When do I demean (mean center) an EV?
If your EV is a covariate (of interest or not interest) then it is almost always advisable to demean this. Sometimes the results of particular contrasts do not depend on whether you demean or not (so not demeaning may not be "wrong" but it does not hurt). In other cases it is important to demean or the interpretability of the results is lost. If you have more than one group in your design then it is generally the case that you should demean across all groups and not within each group, however exceptions to this do exist and you should discuss this with someone with expertise in statistics if you are unsure.
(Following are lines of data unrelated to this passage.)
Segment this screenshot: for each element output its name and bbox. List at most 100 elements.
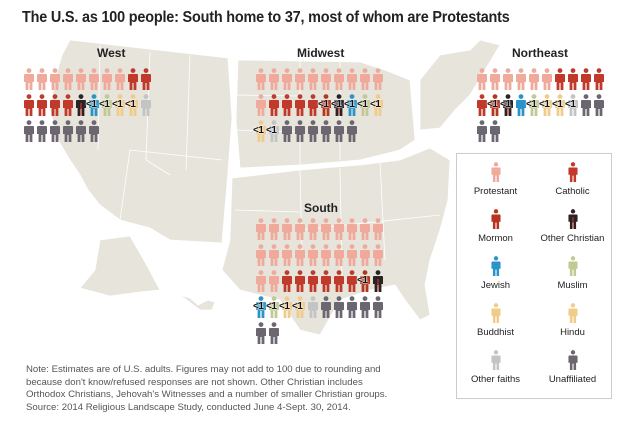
less-than-one-label: <1 bbox=[292, 301, 303, 312]
person-icon-protestant bbox=[360, 244, 370, 266]
region-label-midwest: Midwest bbox=[297, 46, 345, 60]
person-icon-muslim bbox=[102, 94, 112, 116]
person-icon-jewish bbox=[347, 94, 357, 116]
person-icon-catholic bbox=[128, 68, 138, 90]
person-icon-protestant bbox=[334, 218, 344, 240]
person-icon-protestant bbox=[102, 68, 112, 90]
person-icon-protestant bbox=[347, 244, 357, 266]
person-icon-catholic bbox=[50, 94, 60, 116]
person-icon-unaffiliated bbox=[347, 296, 357, 318]
map-south bbox=[221, 147, 451, 336]
person-icon-catholic bbox=[37, 94, 47, 116]
person-icon bbox=[490, 350, 501, 370]
person-icon-other-christian bbox=[76, 94, 86, 116]
person-icon-mormon bbox=[490, 94, 500, 116]
person-icon-protestant bbox=[256, 270, 266, 292]
person-icon-protestant bbox=[321, 244, 331, 266]
person-icon-protestant bbox=[321, 68, 331, 90]
person-icon bbox=[490, 303, 501, 323]
legend-item-hindu: Hindu bbox=[534, 303, 611, 338]
person-icon-protestant bbox=[516, 68, 526, 90]
person-icon-unaffiliated bbox=[581, 94, 591, 116]
region-label-south: South bbox=[304, 201, 338, 215]
person-icon-catholic bbox=[581, 68, 591, 90]
person-icon-protestant bbox=[256, 218, 266, 240]
person-icon-protestant bbox=[373, 68, 383, 90]
person-icon-catholic bbox=[477, 94, 487, 116]
person-icon-protestant bbox=[256, 68, 266, 90]
person-icon-jewish bbox=[256, 296, 266, 318]
legend-label: Buddhist bbox=[477, 327, 514, 338]
person-icon-unaffiliated bbox=[295, 120, 305, 142]
person-icon-protestant bbox=[269, 244, 279, 266]
person-icon-protestant bbox=[347, 68, 357, 90]
less-than-one-label: <1 bbox=[487, 99, 498, 110]
person-icon-protestant bbox=[256, 94, 266, 116]
less-than-one-label: <1 bbox=[99, 99, 110, 110]
legend-label: Other faiths bbox=[470, 374, 521, 385]
legend: Protestant Catholic Mormon Other Christian J… bbox=[456, 153, 612, 399]
person-icon bbox=[567, 256, 578, 276]
person-icon-unaffiliated bbox=[477, 120, 487, 142]
legend-label: Catholic bbox=[555, 186, 590, 197]
person-icon-unaffiliated bbox=[594, 94, 604, 116]
legend-item-protestant: Protestant bbox=[457, 162, 534, 197]
person-icon-unaffiliated bbox=[321, 296, 331, 318]
legend-item-buddhist: Buddhist bbox=[457, 303, 534, 338]
less-than-one-label: <1 bbox=[266, 301, 277, 312]
person-icon-muslim bbox=[529, 94, 539, 116]
person-icon-catholic bbox=[321, 270, 331, 292]
note-line: Orthodox Christians, Jehovah's Witnesses… bbox=[26, 389, 388, 401]
person-icon-catholic bbox=[295, 270, 305, 292]
legend-label: Mormon bbox=[478, 233, 513, 244]
person-icon-other-faiths bbox=[308, 296, 318, 318]
legend-item-jewish: Jewish bbox=[457, 256, 534, 291]
less-than-one-label: <1 bbox=[526, 99, 537, 110]
person-icon-protestant bbox=[503, 68, 513, 90]
person-icon-catholic bbox=[269, 94, 279, 116]
person-icon-unaffiliated bbox=[347, 120, 357, 142]
less-than-one-label: <1 bbox=[279, 301, 290, 312]
legend-label: Other Christian bbox=[540, 233, 605, 244]
legend-item-other-christian: Other Christian bbox=[534, 209, 611, 244]
person-icon-catholic bbox=[594, 68, 604, 90]
less-than-one-label: <1 bbox=[552, 99, 563, 110]
person-icon-protestant bbox=[295, 218, 305, 240]
less-than-one-label: <1 bbox=[253, 125, 264, 136]
person-icon-unaffiliated bbox=[37, 120, 47, 142]
person-icon-protestant bbox=[321, 218, 331, 240]
person-icon-unaffiliated bbox=[308, 120, 318, 142]
less-than-one-label: <1 bbox=[125, 99, 136, 110]
person-icon-jewish bbox=[89, 94, 99, 116]
note-line: Note: Estimates are of U.S. adults. Figu… bbox=[26, 364, 381, 375]
person-icon-catholic bbox=[282, 270, 292, 292]
person-icon-protestant bbox=[37, 68, 47, 90]
region-label-northeast: Northeast bbox=[512, 46, 569, 60]
person-icon-protestant bbox=[269, 270, 279, 292]
person-icon-catholic bbox=[308, 270, 318, 292]
person-icon-buddhist bbox=[115, 94, 125, 116]
person-icon-unaffiliated bbox=[89, 120, 99, 142]
person-icon-unaffiliated bbox=[24, 120, 34, 142]
less-than-one-label: <1 bbox=[370, 99, 381, 110]
person-icon bbox=[490, 209, 501, 229]
less-than-one-label: <1 bbox=[500, 99, 511, 110]
person-icon-mormon bbox=[321, 94, 331, 116]
person-icon-hindu bbox=[295, 296, 305, 318]
legend-item-catholic: Catholic bbox=[534, 162, 611, 197]
legend-item-mormon: Mormon bbox=[457, 209, 534, 244]
person-icon-catholic bbox=[568, 68, 578, 90]
person-icon-catholic bbox=[282, 94, 292, 116]
person-icon-unaffiliated bbox=[76, 120, 86, 142]
less-than-one-label: <1 bbox=[539, 99, 550, 110]
legend-item-unaffiliated: Unaffiliated bbox=[534, 350, 611, 385]
person-icon bbox=[567, 209, 578, 229]
legend-label: Hindu bbox=[560, 327, 585, 338]
person-icon-other-christian bbox=[373, 270, 383, 292]
person-icon bbox=[490, 256, 501, 276]
person-icon-hindu bbox=[256, 120, 266, 142]
person-icon-mormon bbox=[360, 270, 370, 292]
person-icon-catholic bbox=[308, 94, 318, 116]
person-icon-protestant bbox=[308, 218, 318, 240]
legend-label: Muslim bbox=[557, 280, 588, 291]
For more on exactly what happens when you center and when it is or is not important, see Jeanette Mumford's guide on Mean centering continuous covariates for a group fMRI analysis.
What happens if I want to estimate a differential [1 -1] contrast between two conditions that have very different numbers of events than each other - is this valid?
This is valid, because the estimated BOLD effect size ("PE") for each condition is not biased by the number of events, it just has different uncertainty for the two conditions (because of the different numbers of events in each). Hence the COPE (contrast between the two BOLD effect sizes) will also be unbiased. The uncertainty on the COPE (which affects the size of the related Z-stat) will be affected by the different numbers of events. In general the Z-stat will be maximised when the numbers are the same, but in all cases it will still be valid.
What does it mean if I see very extended areas of significance?
If you have a signal that is very extended (even if quite weak), cluster-based thresholding (including TFCE) may show very large numbers of voxels as being "significant". In the extreme case of a global effect (that correlates with your model), your whole image may show up as being significant. This is statistically valid, but it is important not to misinterpret this result. As with all cluster-based thresholding, you are only showing that the cluster is significant, not that any given voxel within this cluster is significant in its own right.
If you want to show which voxels have relatively stronger statistical effect within a significant cluster, you can always (e.g.) mask the original voxelwise t-statistic image with the significant cluster mask, to show relative effects - just be careful not to claim that any individual voxels within this are significant in their own right. Alternatively, in the case of TFCE thresholding, you may be able to show greater spatial specificity simply by changing the statistical threshold applied (e.g., to the corrected-p-value image, which might require you to run a greater number of permutations in randomise).